まずやること(最短ルート)
- URL検査で「インデックス登録可否」と「ユーザーが選択したカノニカル」を確認
- noindex / robots.txt / 認証など、アクセス制限がないか確認
- 同一・類似ページが大量にないか(重複/正規化)を確認
- 本文が取得できるか(JS依存/空コンテンツ)を確認
- 品質シグナル(薄い/重複/意図ズレ)を疑い、改善の当たり所を決める
背景・判断のポイント
インデックスは「発見 → クロール →(必要なら)レンダリング → 正規化 → 品質/重複の評価 → 登録」というパイプラインで進みます。どこで詰まっているかを切り分けるのが最短ルートです。
実務上の未登録は、ブロック(noindex/robots)よりも「代表URLとして選ばれない(canonical/重複)」か「価値が足りない(薄い/意図ズレ/独自性不足)」で起きることが多いです。
まずは「ブロック」「正規化」「取得(HTMLが空・エラー)」「品質」の4象限に振り分け、最小の手戻りで直します。
症状の例(あるある)
- Search ConsoleのURL検査で「インデックス未登録」になっている(理由が複数ある)
- `site:あなたのドメイン 対象ページの固有語` で探してもヒットしない
- ページは存在するのに、検索からの流入がまったく増えない状態が続く
よくある原因
- noindex が付いている / robots.txt でブロックしている
- canonical が別URLを指している(意図せず重複扱い)
- 本文が薄い・テンプレだけ・類似が多い(価値不足)
- JSレンダリング依存で、HTML上の本文が実質空
- サイトマップ未送信/内部リンク不足で発見・評価が遅い
確認方法
- Search Console: URL検査の「ページの取得」結果、カノニカル、インデックス状況
- ページソース: meta robots / canonical / 本文テキストの有無
- robots.txt: 該当パスのDisallowがないか
- 内部リンク: 重要ページからリンクが張られているか(クリック2-3回で到達できるか)
チェックリスト(確認漏れ防止)
- HTTPステータスが200で返っているか(ソフト404や無限リダイレクトになっていないか)
- meta robots / X-Robots-Tag に `noindex` が残っていないか
- robots.txt のDisallowで該当URL(または上位ディレクトリ)が塞がっていないか
- canonical が「正規にしたいURL」を指しているか(末尾スラッシュ/パラメータ/ドメイン揺れ含む)
- HTML(view-source)に本文テキストが存在するか(JS後付けで空になっていないか)
- 重要ページからの内部リンクがあるか(一覧→詳細、関連記事、パンくず)
- サイトマップに正規URLだけが入っているか(リダイレクトURLや重複が混ざっていないか)
- 同テーマの類似ページが量産されていないか(代表ページを決められているか)
対処
- 意図しない noindex/ブロックを解除し、再クロールをリクエスト
- canonical を意図した正規URLに統一(重複ページは統合/削除/リダイレクト)
- 本文の中身を増やす: 定義→理由→手順→例→注意点→FAQ の順で補強
- JS依存なら、重要テキストはHTMLに出す(SSR/静的生成/プリレンダ)
- サイトマップ送信 + 関連ページからの内部リンク強化
やってはいけない(悪化しやすい手)
- 原因が分からないまま「とりあえず記事を増やす/URLを量産する」(薄いページが増え、除外が増える)

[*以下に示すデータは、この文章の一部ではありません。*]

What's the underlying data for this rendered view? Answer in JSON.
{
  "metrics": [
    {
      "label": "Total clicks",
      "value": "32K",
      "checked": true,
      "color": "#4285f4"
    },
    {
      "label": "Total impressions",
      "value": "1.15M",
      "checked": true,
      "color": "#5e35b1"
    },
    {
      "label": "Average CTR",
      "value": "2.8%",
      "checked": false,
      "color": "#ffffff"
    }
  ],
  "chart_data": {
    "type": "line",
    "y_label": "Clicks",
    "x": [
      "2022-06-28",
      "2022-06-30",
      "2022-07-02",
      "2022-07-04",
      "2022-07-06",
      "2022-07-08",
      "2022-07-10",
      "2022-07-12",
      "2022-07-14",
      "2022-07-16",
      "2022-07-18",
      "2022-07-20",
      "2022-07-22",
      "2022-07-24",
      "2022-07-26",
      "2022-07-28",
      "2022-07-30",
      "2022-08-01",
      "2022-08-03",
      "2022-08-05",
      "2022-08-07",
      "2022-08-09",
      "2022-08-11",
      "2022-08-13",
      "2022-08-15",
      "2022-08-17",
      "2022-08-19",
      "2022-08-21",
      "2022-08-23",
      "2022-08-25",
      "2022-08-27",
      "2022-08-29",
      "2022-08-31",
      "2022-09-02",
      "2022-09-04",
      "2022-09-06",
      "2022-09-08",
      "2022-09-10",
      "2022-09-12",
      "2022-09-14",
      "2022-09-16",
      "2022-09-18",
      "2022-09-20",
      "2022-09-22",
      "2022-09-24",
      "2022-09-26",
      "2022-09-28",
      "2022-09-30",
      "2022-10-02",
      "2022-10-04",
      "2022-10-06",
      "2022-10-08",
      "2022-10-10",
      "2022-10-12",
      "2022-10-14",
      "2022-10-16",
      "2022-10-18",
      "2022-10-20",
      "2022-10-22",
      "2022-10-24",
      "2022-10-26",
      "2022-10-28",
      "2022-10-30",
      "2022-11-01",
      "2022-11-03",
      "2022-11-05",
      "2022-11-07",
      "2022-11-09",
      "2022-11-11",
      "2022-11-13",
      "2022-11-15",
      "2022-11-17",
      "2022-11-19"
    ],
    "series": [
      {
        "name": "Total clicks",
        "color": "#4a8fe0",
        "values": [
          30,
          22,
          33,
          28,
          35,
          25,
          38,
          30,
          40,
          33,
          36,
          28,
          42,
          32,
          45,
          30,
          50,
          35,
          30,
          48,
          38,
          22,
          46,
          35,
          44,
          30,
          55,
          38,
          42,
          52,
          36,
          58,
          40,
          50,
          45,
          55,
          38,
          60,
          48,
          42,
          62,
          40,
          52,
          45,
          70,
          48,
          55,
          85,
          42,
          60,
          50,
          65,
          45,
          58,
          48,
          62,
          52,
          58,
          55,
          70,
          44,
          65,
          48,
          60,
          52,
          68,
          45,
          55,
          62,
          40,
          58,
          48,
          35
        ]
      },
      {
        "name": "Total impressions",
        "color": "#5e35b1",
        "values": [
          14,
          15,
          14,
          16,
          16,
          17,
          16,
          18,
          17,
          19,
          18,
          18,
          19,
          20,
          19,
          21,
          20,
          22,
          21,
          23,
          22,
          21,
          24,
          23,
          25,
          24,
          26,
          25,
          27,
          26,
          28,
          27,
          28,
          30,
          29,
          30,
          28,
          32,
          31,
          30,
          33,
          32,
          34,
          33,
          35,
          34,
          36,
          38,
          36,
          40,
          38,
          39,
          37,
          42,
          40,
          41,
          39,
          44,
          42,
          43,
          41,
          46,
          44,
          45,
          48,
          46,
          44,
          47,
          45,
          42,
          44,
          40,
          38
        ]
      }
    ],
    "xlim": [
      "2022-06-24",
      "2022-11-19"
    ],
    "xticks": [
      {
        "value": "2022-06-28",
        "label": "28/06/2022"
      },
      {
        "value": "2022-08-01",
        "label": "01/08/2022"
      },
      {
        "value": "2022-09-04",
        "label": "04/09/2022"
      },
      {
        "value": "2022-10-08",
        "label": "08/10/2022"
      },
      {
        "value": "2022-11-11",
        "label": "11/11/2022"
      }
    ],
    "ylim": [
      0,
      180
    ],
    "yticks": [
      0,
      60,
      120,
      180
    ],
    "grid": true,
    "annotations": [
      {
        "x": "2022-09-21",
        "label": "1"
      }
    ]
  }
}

- URL検査の「インデックス登録をリクエスト」を大量URLに対して連打する(本質解決にならない)
- canonicalや内部リンクが揺れたまま、サイトマップだけ整える(代表URLが決まらない)
- 本文が薄いまま「タイトルだけ」変える(品質問題は残る)
再発防止
- 公開前チェック: noindex/robots/canonical をテンプレで監査
- 重複URLが増えやすい機能(検索/タグ/絞り込み)にルールを決める
- 重要ページは「一覧→詳細」の内部リンクで必ず到達可能にする
よくある質問(Q&A)
公開してから何日くらいでインデックスされますか?
サイト規模や内部リンクの強さで変わります。重要なのは「発見される導線(内部リンク/サイトマップ)」と「代表URLが明確(canonical/リダイレクト)」の2つです。
公開後に1〜2週間たっても未登録が続く場合は、ブロック・正規化・本文取得・品質のどこで詰まっているかを先に切り分けましょう。
サイトマップを送れば必ずインデックスされますか?
されません。サイトマップは発見のヒントであり、登録の保証ではありません。重複(canonical)や品質(薄い/意図ズレ)が原因だと、クロールされても除外されることがあります。
URL検査の「インデックス登録をリクエスト」はいつ使うべき?
修正後の重要ページに絞って使うのがおすすめです。大量URLに対して実行するより、原因を潰して「内部リンクと正規化」を整えた方が中長期の登録スピードが上がります。